Archive
Restitution

V&A sends stolen monstrance on long-term loan to Spain

The 16th-century silver object had been taken from a church in Toro in 1890

In an unusual move, the Victoria and Albert Museum (V&A) has returned on loan a treasure which was stolen from a church in Toro, in northern Spain. The silver custodia, a monstrance displaying the host, was commissioned in 1538 for the Collegiate Church of Sta Mariá La Mayor. Made by Toro goldsmith Juan Gago Díez, it is engraved with the bishop’s coat of arms and always formed an important part of the church’s treasury.

The richly decorated custodia was stolen on the night of 25 November 1890. It bears a French import mark, showing that it had arrived there by 1893. By 1928 it belonged to Swiss collector Alfred Rütschi, when he exhibited it in Zurich, and it was sold as part of his collection at a Fisher auction in Lucerne in 1931. The custodia was then bought by Walter Hildburgh, an American collector in London, who loaned it to the V&A. He bequeathed it to the museum in 1956. At this point it had not been linked to the stolen Toro treasure.

In 1988 the V&A’s custodia was first identified by Spanish heritage commissioner José Navarro Talegón, although the museum was not informed until it received a letter from the mayor of Toro in 1999.

Following formal requests from the mayor and the Bishop of Zamora, the V&A decided to offer the custodia on loan to the Collegiate Church, initially for three years, although the period can be extended.
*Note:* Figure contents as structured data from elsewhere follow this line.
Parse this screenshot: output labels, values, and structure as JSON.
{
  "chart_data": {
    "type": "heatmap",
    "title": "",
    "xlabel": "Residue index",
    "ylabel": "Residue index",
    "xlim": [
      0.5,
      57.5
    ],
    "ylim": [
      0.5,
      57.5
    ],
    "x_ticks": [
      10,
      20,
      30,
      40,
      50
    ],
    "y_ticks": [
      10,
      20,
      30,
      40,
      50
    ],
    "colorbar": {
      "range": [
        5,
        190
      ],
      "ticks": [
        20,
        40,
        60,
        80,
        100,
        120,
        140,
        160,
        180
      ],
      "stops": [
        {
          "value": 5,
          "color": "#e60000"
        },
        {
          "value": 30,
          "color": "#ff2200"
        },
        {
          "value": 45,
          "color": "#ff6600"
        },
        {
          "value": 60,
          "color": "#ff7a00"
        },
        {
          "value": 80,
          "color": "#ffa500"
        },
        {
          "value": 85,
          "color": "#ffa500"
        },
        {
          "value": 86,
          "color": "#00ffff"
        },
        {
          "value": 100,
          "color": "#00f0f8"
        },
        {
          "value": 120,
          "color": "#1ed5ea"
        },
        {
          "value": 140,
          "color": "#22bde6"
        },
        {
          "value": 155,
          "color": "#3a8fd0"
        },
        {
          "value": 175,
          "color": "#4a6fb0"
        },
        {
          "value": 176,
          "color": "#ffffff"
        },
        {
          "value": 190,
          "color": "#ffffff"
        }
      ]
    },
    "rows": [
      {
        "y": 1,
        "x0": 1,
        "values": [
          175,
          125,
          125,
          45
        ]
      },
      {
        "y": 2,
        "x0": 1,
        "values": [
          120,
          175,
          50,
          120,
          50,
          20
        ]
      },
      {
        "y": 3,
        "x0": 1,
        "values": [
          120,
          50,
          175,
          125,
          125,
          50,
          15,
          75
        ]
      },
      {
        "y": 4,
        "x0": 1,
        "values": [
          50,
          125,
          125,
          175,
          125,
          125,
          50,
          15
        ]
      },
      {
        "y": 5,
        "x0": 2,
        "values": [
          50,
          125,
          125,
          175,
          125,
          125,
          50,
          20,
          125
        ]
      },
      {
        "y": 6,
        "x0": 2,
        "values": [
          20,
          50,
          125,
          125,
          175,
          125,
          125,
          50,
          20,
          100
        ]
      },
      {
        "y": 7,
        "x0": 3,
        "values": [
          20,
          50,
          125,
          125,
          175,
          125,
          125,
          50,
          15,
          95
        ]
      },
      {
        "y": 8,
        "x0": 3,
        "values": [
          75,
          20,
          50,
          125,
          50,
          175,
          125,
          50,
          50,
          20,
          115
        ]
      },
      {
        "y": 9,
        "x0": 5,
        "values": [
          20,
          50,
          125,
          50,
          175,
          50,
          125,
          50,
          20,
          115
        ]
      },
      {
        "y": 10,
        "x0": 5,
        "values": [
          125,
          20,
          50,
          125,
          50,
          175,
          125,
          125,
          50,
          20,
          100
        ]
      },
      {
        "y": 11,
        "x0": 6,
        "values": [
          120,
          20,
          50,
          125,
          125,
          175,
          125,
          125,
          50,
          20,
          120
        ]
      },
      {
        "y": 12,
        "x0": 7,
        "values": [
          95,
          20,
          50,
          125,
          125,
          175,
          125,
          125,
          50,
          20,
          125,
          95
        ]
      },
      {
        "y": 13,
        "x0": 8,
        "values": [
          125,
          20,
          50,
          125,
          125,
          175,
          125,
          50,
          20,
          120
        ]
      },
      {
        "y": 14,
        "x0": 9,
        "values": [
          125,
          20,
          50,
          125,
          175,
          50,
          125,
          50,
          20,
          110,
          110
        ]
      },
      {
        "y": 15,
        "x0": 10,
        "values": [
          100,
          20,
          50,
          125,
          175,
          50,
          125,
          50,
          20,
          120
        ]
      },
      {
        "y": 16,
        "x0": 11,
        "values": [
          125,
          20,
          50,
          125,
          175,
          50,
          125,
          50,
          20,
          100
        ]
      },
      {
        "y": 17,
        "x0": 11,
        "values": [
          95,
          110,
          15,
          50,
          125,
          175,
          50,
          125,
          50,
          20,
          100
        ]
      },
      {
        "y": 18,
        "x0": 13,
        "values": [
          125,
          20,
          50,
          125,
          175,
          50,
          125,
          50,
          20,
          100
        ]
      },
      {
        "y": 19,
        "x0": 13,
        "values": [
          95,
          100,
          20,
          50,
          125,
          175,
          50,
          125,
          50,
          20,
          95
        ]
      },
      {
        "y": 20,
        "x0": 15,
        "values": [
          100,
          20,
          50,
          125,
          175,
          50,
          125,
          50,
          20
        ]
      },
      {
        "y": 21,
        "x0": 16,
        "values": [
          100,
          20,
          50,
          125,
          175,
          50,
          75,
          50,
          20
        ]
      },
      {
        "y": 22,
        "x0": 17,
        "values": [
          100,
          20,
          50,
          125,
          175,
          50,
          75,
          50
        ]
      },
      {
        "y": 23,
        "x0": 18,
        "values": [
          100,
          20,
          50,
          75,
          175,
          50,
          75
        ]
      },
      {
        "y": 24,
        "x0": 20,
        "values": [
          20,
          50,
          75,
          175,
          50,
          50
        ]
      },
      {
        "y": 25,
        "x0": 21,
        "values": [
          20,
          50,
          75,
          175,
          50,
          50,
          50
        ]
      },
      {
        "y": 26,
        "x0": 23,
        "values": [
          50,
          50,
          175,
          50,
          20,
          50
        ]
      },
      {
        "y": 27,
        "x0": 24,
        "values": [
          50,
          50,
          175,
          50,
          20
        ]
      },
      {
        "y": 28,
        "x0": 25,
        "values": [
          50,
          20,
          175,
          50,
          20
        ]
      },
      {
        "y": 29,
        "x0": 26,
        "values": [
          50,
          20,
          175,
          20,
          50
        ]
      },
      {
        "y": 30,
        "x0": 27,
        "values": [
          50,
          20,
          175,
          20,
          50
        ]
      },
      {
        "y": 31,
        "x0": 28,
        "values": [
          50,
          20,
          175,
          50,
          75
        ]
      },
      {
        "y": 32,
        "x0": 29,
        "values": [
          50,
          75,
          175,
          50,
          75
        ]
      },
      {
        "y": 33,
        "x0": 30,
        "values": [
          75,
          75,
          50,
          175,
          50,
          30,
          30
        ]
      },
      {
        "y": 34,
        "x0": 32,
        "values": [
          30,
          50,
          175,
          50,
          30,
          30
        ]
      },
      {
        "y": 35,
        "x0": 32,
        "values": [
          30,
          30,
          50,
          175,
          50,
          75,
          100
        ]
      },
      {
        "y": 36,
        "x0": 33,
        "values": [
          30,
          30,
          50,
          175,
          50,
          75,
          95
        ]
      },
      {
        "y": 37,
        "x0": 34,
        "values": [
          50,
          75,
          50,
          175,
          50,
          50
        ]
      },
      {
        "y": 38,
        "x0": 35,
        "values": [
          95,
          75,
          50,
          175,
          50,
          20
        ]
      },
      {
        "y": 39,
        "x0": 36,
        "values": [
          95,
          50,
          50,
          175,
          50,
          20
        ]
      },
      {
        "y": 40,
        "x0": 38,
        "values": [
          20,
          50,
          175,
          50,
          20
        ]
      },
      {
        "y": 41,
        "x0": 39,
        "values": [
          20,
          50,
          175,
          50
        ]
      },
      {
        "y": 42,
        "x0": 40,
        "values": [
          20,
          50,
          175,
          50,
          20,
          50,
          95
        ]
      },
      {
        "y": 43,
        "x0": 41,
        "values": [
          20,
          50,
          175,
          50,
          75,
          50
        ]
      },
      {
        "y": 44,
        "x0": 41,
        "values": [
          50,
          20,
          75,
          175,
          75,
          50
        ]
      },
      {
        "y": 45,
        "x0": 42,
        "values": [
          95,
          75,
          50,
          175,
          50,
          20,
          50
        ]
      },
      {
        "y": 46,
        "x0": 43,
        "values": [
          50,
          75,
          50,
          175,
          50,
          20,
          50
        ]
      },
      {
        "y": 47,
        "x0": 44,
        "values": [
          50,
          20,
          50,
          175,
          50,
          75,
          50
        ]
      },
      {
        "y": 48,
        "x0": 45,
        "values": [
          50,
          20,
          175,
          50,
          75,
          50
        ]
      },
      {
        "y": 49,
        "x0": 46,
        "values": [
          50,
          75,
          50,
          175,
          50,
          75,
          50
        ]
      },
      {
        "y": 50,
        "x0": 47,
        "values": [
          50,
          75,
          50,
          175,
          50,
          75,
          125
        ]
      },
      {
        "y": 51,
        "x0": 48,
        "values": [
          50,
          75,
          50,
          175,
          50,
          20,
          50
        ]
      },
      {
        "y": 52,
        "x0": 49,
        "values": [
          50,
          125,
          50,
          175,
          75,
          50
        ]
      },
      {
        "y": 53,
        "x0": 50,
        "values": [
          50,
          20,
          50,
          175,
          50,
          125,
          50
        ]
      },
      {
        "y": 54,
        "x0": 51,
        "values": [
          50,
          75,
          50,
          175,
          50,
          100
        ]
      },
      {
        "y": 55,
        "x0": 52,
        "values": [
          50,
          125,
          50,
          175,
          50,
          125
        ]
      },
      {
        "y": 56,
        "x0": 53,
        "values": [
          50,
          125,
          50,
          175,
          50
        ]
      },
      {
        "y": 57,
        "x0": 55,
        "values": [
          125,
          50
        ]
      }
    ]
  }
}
The V&A is not permitted to deaccession objects of this kind, so permanent restitution could not be considered. An assurance was received from the Spanish authorities that a formal restitution claim will not be made.

Although a custodia is normally carried in procession on the feast day of Corpus Christi, this will not be permitted under the loan arrangement. The V&A custodia was returned this summer and is now on display in the sacristy of Toro’s Collegiate Church.